Of course, I’m sad as hell over this, but I have a few mixed feelings about the whole thing. A series of strokes finally left my grandmother bedridden and unable to care for herself with tubes going through unholy orifices in her body. She was on the highest end of the pain scale with a regular dose of morphine to manage the pain.
I’m just so relieved that I managed to make it home last month. I know that the last thing I ever said to her was I love you and she really tried to tell me the same thing even though her condition robbed her of her speech. It didn’t stop her from trying to tell me it was good to see me when I first arrived. My sisters let me put lotion on her arms and hands while we sat and visited. This is what I’m trying to remember right now.
I don’t think I can really describe how remarkable my grandmother was. She lived to see four generations come under her, the last three calling her Great Mother. She was our matriarch and it was tough seeing her in the nursing home in that condition. Part of me is glad that struggle is over for her, but I mostly want to see her sitting at home in her favorite rocking chair with a puzzle book and cigarette.

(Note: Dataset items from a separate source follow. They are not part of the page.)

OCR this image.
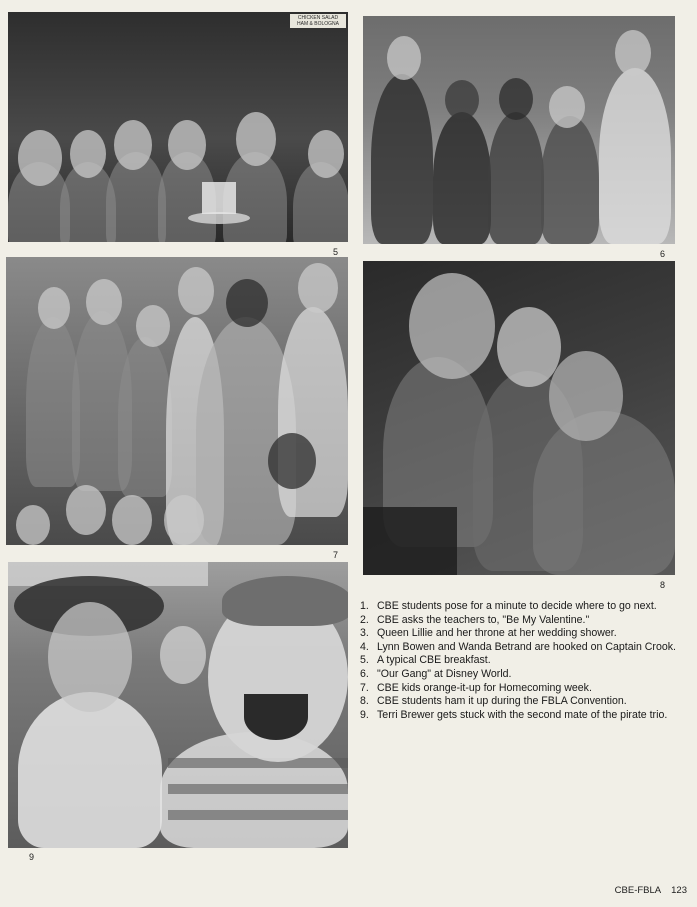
CHICKEN SALAD
HAM & BOLOGNA
5	6
7
8
9
1. CBE students pose for a minute to decide where to go next.
2. CBE asks the teachers to, "Be My Valentine."
3. Queen Lillie and her throne at her wedding shower.
4. Lynn Bowen and Wanda Betrand are hooked on Captain Crook.
5. A typical CBE breakfast.
6. "Our Gang" at Disney World.
7. CBE kids orange-it-up for Homecoming week.
8. CBE students ham it up during the FBLA Convention.
9. Terri Brewer gets stuck with the second mate of the pirate trio.
CBE-FBLA 123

I know my family will get through this. Everyone is probably telling themselves the same thing I’m telling myself. We have to be glad she is no longer suffering. She did right by us for so long and I hope we gave a little bit of that back in the end when she needed it. I don’t know if I’ll make it home to be with my family for her funeral, but I’ll mourn with them and get it through my head that she’s truly gone from this world.
Personally, I hope I never disappointed her. She always believed I would come out alright in this world no matter what I did. I just have to work even harder now to make sure I make her proud like I always wanted. I wish she’d been here to see me finally make it, but I’ll keep going. I know she knows how much I love her and that I will keep her in my heart and memory for the rest of my life.